Archive for the ‘Scientific Literature’ Category

How C&EN and JACS Have Changed Since Sames-Sezen

Thursday, May 3rd, 2012

While the transgressions in the Sames-Sezen and Breslow sagas are very different, we can use both events as probes for how the ACS (through C&EN and JACS) deals with unethical behavior. A lot has changed in the past six years.

The first set of three Sames-Sezen retractions was published in JACS on 1 March 2006. I remarked at the time that these “addition/correction” notices had completely bypassed the ASAP page as well as the daily JACS e-mail feed. This move by the journal may have been unprecedented, and it certainly was not common. The move reeked of sweeping the scandal under the rug.
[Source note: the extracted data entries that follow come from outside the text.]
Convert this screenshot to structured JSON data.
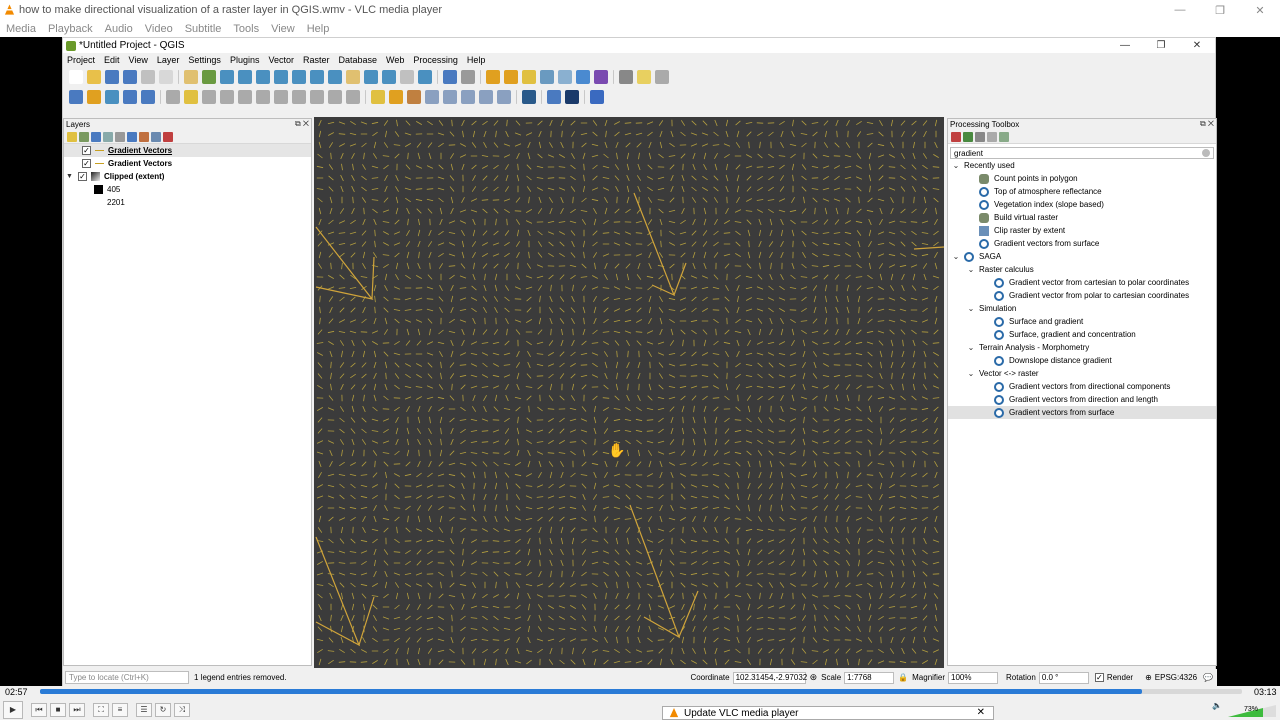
{
  "vlc": {
    "title": "how to make directional visualization of a raster layer in QGIS.wmv - VLC media player",
    "menu": [
      "Media",
      "Playback",
      "Audio",
      "Video",
      "Subtitle",
      "Tools",
      "View",
      "Help"
    ],
    "time_elapsed": "02:57",
    "time_total": "03:13",
    "progress": 0.917,
    "volume": "73%",
    "update_dialog": "Update VLC media player"
  },
  "qgis": {
    "title": "*Untitled Project - QGIS",
    "menu": [
      "Project",
      "Edit",
      "View",
      "Layer",
      "Settings",
      "Plugins",
      "Vector",
      "Raster",
      "Database",
      "Web",
      "Processing",
      "Help"
    ],
    "layers_panel": {
      "title": "Layers",
      "items": [
        {
          "label": "Gradient Vectors",
          "checked": true,
          "selected": true
        },
        {
          "label": "Gradient Vectors",
          "checked": true,
          "selected": false
        },
        {
          "label": "Clipped (extent)",
          "checked": true,
          "selected": false
        }
      ],
      "legend": [
        "405",
        "2201"
      ]
    },
    "toolbox": {
      "title": "Processing Toolbox",
      "search": "gradient",
      "tree": [
        {
          "label": "Recently used",
          "level": 0,
          "toggle": "v",
          "icon": "none"
        },
        {
          "label": "Count points in polygon",
          "level": 1,
          "toggle": "",
          "icon": "gear"
        },
        {
          "label": "Top of atmosphere reflectance",
          "level": 1,
          "toggle": "",
          "icon": "saga"
        },
        {
          "label": "Vegetation index (slope based)",
          "level": 1,
          "toggle": "",
          "icon": "saga"
        },
        {
          "label": "Build virtual raster",
          "level": 1,
          "toggle": "",
          "icon": "gear"
        },
        {
          "label": "Clip raster by extent",
          "level": 1,
          "toggle": "",
          "icon": "grid"
        },
        {
          "label": "Gradient vectors from surface",
          "level": 1,
          "toggle": "",
          "icon": "saga"
        },
        {
          "label": "SAGA",
          "level": 0,
          "toggle": "v",
          "icon": "saga"
        },
        {
          "label": "Raster calculus",
          "level": 1,
          "toggle": "v",
          "icon": "none"
        },
        {
          "label": "Gradient vector from cartesian to polar coordinates",
          "level": 2,
          "toggle": "",
          "icon": "saga"
        },
        {
          "label": "Gradient vector from polar to cartesian coordinates",
          "level": 2,
          "toggle": "",
          "icon": "saga"
        },
        {
          "label": "Simulation",
          "level": 1,
          "toggle": "v",
          "icon": "none"
        },
        {
          "label": "Surface and gradient",
          "level": 2,
          "toggle": "",
          "icon": "saga"
        },
        {
          "label": "Surface, gradient and concentration",
          "level": 2,
          "toggle": "",
          "icon": "saga"
        },
        {
          "label": "Terrain Analysis - Morphometry",
          "level": 1,
          "toggle": "v",
          "icon": "none"
        },
        {
          "label": "Downslope distance gradient",
          "level": 2,
          "toggle": "",
          "icon": "saga"
        },
        {
          "label": "Vector <-> raster",
          "level": 1,
          "toggle": "v",
          "icon": "none"
        },
        {
          "label": "Gradient vectors from directional components",
          "level": 2,
          "toggle": "",
          "icon": "saga"
        },
        {
          "label": "Gradient vectors from direction and length",
          "level": 2,
          "toggle": "",
          "icon": "saga"
        },
        {
          "label": "Gradient vectors from surface",
          "level": 2,
          "toggle": "",
          "icon": "saga",
          "selected": true
        }
      ]
    },
    "status": {
      "locate_placeholder": "Type to locate (Ctrl+K)",
      "message": "1 legend entries removed.",
      "coordinate_label": "Coordinate",
      "coordinate": "102.31454,-2.97032",
      "scale_label": "Scale",
      "scale": "1:7768",
      "magnifier_label": "Magnifier",
      "magnifier": "100%",
      "rotation_label": "Rotation",
      "rotation": "0.0 °",
      "render_label": "Render",
      "crs": "EPSG:4326"
    }
  }
}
Feeding into this perception was the fact that in spite of the magnitude of the situation, C&EN did not run a story on the retractions until the afternoon of 15 March 2006. Coincidentally—<rolls eyes>—the magazine happened to beat the New York Times to press by a couple of hours. Keep in mind, the ACS Publications division knew these retractions were coming for quite some time, yet once they were finally released, it took an additional two weeks for C&EN to write up a bare-bones story.

In contrast, C&EN ran a story reporting the withdrawal of Breslow’s offending paper less than a day after it was pulled from the JACS site. In both cases: (1) blogs reported the transgressions before anyone else and (2) once the papers were finally withdrawn, online traffic and discussion flared up quickly. The difference this time around was that C&EN did not wait to jump in and provide “official” coverage. It seems that C&EN might have learned a few lessons from 2006: (1) although these stories do not paint chemical research in a positive light, they are important to cover, (2) chemists are interested in these stories, and (3) these stories will not go away, so there’s no sense in waiting to report them.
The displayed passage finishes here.